なお、事件直後の発言を振り返ってみると「民主主義への挑戦だ。許さない」と断定している人と、「民主主義への挑戦であれば許されない、早期の真相解明を求む」という表現に留めている人がいます。衝撃的な事件だったので、思い込みもあって不思議ではありませんが、前者のなかには今も「民主主義の挑戦」と言い続けている人がおり、安易な「回答」をしてしまうことの恐ろしさがわかります。間違うのは仕方なくても、撤回できないのは話が別です。

事件直後におけるこのクイズの正解は「なぜかはわからない」でしかなく、そしてなによりクイズのように捉えたことが「大間違い」です。何か言いたければ「暴力はダメ」「悲しい(あるいは"嬉しい"もナシではない)」に留めるべきでした。

クイズは至るところで生じていて、いじめによる事件があれば「いじめられる側にも問題があったのでは?」、痴漢や性被害にあった女性がいれば「派手なかっこうをしていたのでは?」「女の方にも落ち度があったのでは?」と、事情も何も知らない人々からまったく根拠のない「回答」が発せられ、そして拳を振り下ろすことができない人たちは、次のいじめ事件も、次の性被害に対しても同じ回答による「加害」を続けます。

報道が『クイズ』を生む

特に日本の新聞・TVによる報道のほとんどは「事実を端的に伝え、オピニオン(意見)を伴わない」というスタンスを取っています。かといって事実を揃えて提示するわけではありません。直近のひとコマだけを伝えるので、受け手は全貌を見渡せず、どういうことがわからない点があるときに不明点を補強したい衝動に駆られます。
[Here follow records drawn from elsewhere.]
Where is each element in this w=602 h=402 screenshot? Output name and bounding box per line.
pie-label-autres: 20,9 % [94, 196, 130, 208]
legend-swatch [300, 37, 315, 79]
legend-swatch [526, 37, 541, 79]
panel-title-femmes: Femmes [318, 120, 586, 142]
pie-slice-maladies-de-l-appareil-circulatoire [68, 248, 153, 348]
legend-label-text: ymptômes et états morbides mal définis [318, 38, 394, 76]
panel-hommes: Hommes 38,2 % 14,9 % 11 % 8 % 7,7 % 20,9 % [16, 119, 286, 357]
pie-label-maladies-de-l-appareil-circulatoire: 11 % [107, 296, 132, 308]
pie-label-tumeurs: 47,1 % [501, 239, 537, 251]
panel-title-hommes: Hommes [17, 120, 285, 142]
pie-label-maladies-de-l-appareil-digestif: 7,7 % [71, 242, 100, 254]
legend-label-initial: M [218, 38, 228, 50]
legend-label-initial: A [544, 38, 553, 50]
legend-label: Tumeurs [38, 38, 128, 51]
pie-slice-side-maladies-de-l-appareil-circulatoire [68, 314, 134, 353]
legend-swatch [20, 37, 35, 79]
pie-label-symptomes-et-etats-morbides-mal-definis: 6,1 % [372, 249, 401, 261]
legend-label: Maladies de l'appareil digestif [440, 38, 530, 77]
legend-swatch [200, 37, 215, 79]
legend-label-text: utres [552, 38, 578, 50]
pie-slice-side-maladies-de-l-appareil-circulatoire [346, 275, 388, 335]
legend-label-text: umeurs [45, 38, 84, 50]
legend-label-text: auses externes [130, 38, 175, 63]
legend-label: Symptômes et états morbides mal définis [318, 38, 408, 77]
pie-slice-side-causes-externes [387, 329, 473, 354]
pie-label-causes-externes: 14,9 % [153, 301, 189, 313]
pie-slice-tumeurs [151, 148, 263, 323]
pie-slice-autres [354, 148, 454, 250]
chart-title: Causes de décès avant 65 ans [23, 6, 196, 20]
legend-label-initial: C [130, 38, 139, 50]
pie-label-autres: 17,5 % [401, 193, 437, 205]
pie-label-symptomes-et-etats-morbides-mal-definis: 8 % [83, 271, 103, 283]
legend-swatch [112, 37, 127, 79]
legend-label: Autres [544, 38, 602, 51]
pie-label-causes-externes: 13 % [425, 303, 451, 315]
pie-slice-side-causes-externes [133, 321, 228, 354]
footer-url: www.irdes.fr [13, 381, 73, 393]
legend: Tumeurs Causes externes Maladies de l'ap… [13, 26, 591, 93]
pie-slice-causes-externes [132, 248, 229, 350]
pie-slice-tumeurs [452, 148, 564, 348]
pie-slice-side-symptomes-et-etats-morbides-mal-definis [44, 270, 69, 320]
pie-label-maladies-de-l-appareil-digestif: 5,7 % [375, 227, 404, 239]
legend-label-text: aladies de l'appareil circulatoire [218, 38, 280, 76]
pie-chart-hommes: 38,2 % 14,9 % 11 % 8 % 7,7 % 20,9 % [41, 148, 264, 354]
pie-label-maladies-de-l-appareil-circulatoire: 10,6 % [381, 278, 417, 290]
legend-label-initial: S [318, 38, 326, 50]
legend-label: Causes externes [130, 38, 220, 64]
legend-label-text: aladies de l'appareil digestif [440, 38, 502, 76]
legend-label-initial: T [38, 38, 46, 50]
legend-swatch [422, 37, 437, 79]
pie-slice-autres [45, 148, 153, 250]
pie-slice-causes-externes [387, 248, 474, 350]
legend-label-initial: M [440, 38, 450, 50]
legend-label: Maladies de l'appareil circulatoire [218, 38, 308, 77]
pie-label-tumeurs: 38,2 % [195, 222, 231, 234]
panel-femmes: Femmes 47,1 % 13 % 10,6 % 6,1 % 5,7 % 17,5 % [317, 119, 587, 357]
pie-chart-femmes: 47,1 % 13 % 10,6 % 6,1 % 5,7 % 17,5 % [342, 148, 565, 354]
「クイズ番組はおろか、もうTVを観ないから関係ない」とは言えないのです。

ネットメディアが行なう二次報道も原点を辿れば新聞報道、あるいは新聞・TVにニュースを提供している通信社によるものが多く、特にSNSには誤って要約されていることも少なくないタイトルが踊っています。それらの不完全な情報は容易に「クイズ化」し、それを本文も読まず「速答」しようとする人々はまさにクイズ番組の回答者そのものです。

回答者本人は「正解を教えられた年長の識者」のつもりでいるのでしょうが、実態は「ボケ続けるお馬鹿タレント」に過ぎません。

前編でも言ったようにクイズは本来悪いコンテンツではありませんが、理不尽なクイズには参加すべきではないという意識を持つことが大切です。

また、悪くないクイズ番組として例に挙げた『高校生クイズ』等も、「賢い人は、質問の途中でもすぐに答える」という部分をヒロイックなものとして広めたことは罪と言えるでしょう。『高校生クイズ』を観て知るべきは、「賢い人も、質問の途中で答えるとかなり不正解は多い」、そして「視聴者である我々は、ほとんどのことを知らない」という悲しい事実です。しかし、それに気付かなかった人たちは、ごく稀に正解したときの喜びを求めて今日も明日もSNSで加害を続けます。

「そんな人たち」を育てても、TVも誰も責任をとってはくれません。

「はい消えた!」のひと言で彼らのスイッチをOFFにできたらいいのですが、なかなかそうもいきません。この問題は理不尽にむつかしく、どうしたらよいのかは「わかるわけがない」としか言いようがないのです。